We’re now living through the end of a three or four decade long secular trend, and the strategies that have worked for super funds might no longer be as effective. But that’s what makes the job fun.

It’s not taken long for big investors to come to terms with what’s happening in the markets. While fear was running the show just yesterday, super fund investment teams are now dusting off that old adage: with volatility comes opportunity.

“Put a lot of smart people in the room and ask them to solve some difficult problems, like investing for the long-term, we often have a tendency – because we’re taking risk on behalf of members – to worry about what could go wrong and we tend to get caught up talking about the challenges,” Australian Retirement Trust (ART) head of strategy Andrew Fisher told the AIST’s Superannuation Investment conference on Wednesday (June 15).

“Yes, there’s an awful lot of scary things going on but that’s very quickly being priced in… We’ve taken a bit of pain in the last three months, but it hasn’t been that painful, really.

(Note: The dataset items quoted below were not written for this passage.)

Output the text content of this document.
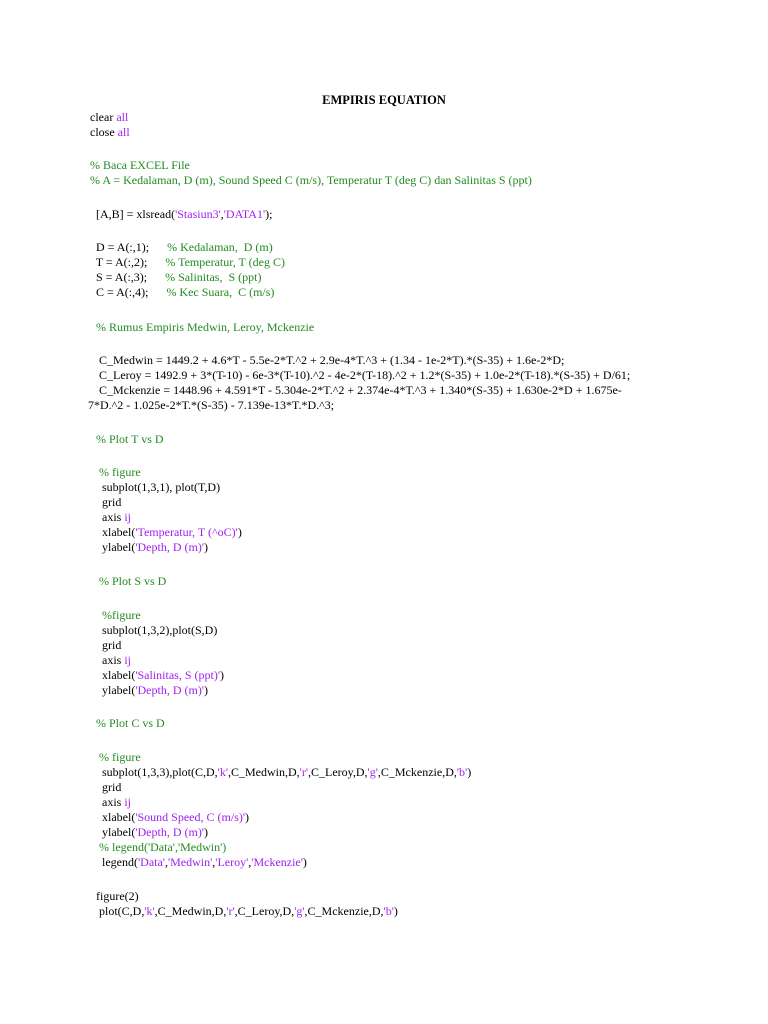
EMPIRIS EQUATION
clear all
close all
% Baca EXCEL File
% A = Kedalaman, D (m), Sound Speed C (m/s), Temperatur T (deg C) dan Salinitas S (ppt)
[A,B] = xlsread('Stasiun3','DATA1');
D = A(:,1);      % Kedalaman,  D (m)
T = A(:,2);      % Temperatur, T (deg C)
S = A(:,3);      % Salinitas,  S (ppt)
C = A(:,4);      % Kec Suara,  C (m/s)
% Rumus Empiris Medwin, Leroy, Mckenzie
C_Medwin = 1449.2 + 4.6*T - 5.5e-2*T.^2 + 2.9e-4*T.^3 + (1.34 - 1e-2*T).*(S-35) + 1.6e-2*D;
C_Leroy = 1492.9 + 3*(T-10) - 6e-3*(T-10).^2 - 4e-2*(T-18).^2 + 1.2*(S-35) + 1.0e-2*(T-18).*(S-35) + D/61;
C_Mckenzie = 1448.96 + 4.591*T - 5.304e-2*T.^2 + 2.374e-4*T.^3 + 1.340*(S-35) + 1.630e-2*D + 1.675e-
7*D.^2 - 1.025e-2*T.*(S-35) - 7.139e-13*T.*D.^3;
% Plot T vs D
% figure
subplot(1,3,1), plot(T,D)
grid
axis ij
xlabel('Temperatur, T (^oC)')
ylabel('Depth, D (m)')
% Plot S vs D
%figure
subplot(1,3,2),plot(S,D)
grid
axis ij
xlabel('Salinitas, S (ppt)')
ylabel('Depth, D (m)')
% Plot C vs D
% figure
subplot(1,3,3),plot(C,D,'k',C_Medwin,D,'r',C_Leroy,D,'g',C_Mckenzie,D,'b')
grid
axis ij
xlabel('Sound Speed, C (m/s)')
ylabel('Depth, D (m)')
% legend('Data','Medwin')
legend('Data','Medwin','Leroy','Mckenzie')
figure(2)
plot(C,D,'k',C_Medwin,D,'r',C_Leroy,D,'g',C_Mckenzie,D,'b')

And it sets us up for a much better investing future going forward. I think there’s going to be a lot more volatility around outcomes – but that’s what makes our job fun.”

Inflation-linked bonds are very attractive; a deflation hedge rears its head in the Japanese yen, which is as cheap as it’s ever been; forward-looking returns look “reasonably good”. And one of the problems with traditional portfolio diversification – that bond yields were so low that you weren’t getting any benefit –  is disappearing with rising interest rates.

“But it really is going to be critical what that level of inflation is going to be,” Fisher said. “I think we’ve seen the evolution of increased use of real assets in portfolios. If you go back 30 years ago, to the advent of that diversification, there’s one thing in a higher inflation environment that’s really beneficial, and that’s actually having those real assets in there.”

“Central banks are talking tough at the moment, but if they ease back and we get a higher level of entrenched inflation, that’s bad in general for real returns. And at that time, there’s nowhere to hide.”

Some external managers have noticed super funds growing increasingly interested in cryptocurrencies over recent months. They’re presently restrained from investing in them due to the massive tracking error they’d be taking on, the associated lack of a YFYS benchmark, and the meagre long-term performance data – not to mention the ongoing cryptocurrency “polar vortex” that Nadine Chakar, global head of State Street Digital, describes.

“It’s very hard to find somebody that’s neutral about cryptocurrencies,” Chakar said. “Either you’re for it and think it’s going to change the world and the way monetary policy is administered… or you think it’s just a whole bunch of code. Either it’s zero or to the moon.

But Chakar believes that cryptocurrencies are now emerging as a “fifth asset class” – they’re definitely not too big to fail, but they’re too big to disappear. Non-traditional fund managers are moving into the space, which isn’t just cryptocurrencies, but the entire infrastructure that supports them. Still, the things that some people believed about cryptocurrencies are now being proven wrong.

They haven’t acted as a good hedge against inflation, and they’re not as uncorrelated as their proponents claimed; in fact, cryptocurrencies have mostly behaved like tech stocks in the current market sell-off. For all those reasons, they haven’t found a fan in Mark Rider, LGIAsuper chief investment officer.
“Looking back… it has gone from a dollar up to $22,000. But the point about it is what’s its value?” What is it going to invest in the portfolio, and what’s its value? Like most assets they don’t go in a straight line – they rally on the rumour and sell-off on the fact. When the fact came through in inflation going up, bitcoin came off.”

“With a lot of these technologies and innovations you get a multitude that quickly boils down – Bitcoin very much has the lead on that, along with Ether. But for me I don’t just want to indiscriminately buy it because I like the story. I want a sense of the value and what the return potential is… Given it’s our member’s money, I don’t want to be experimenting.”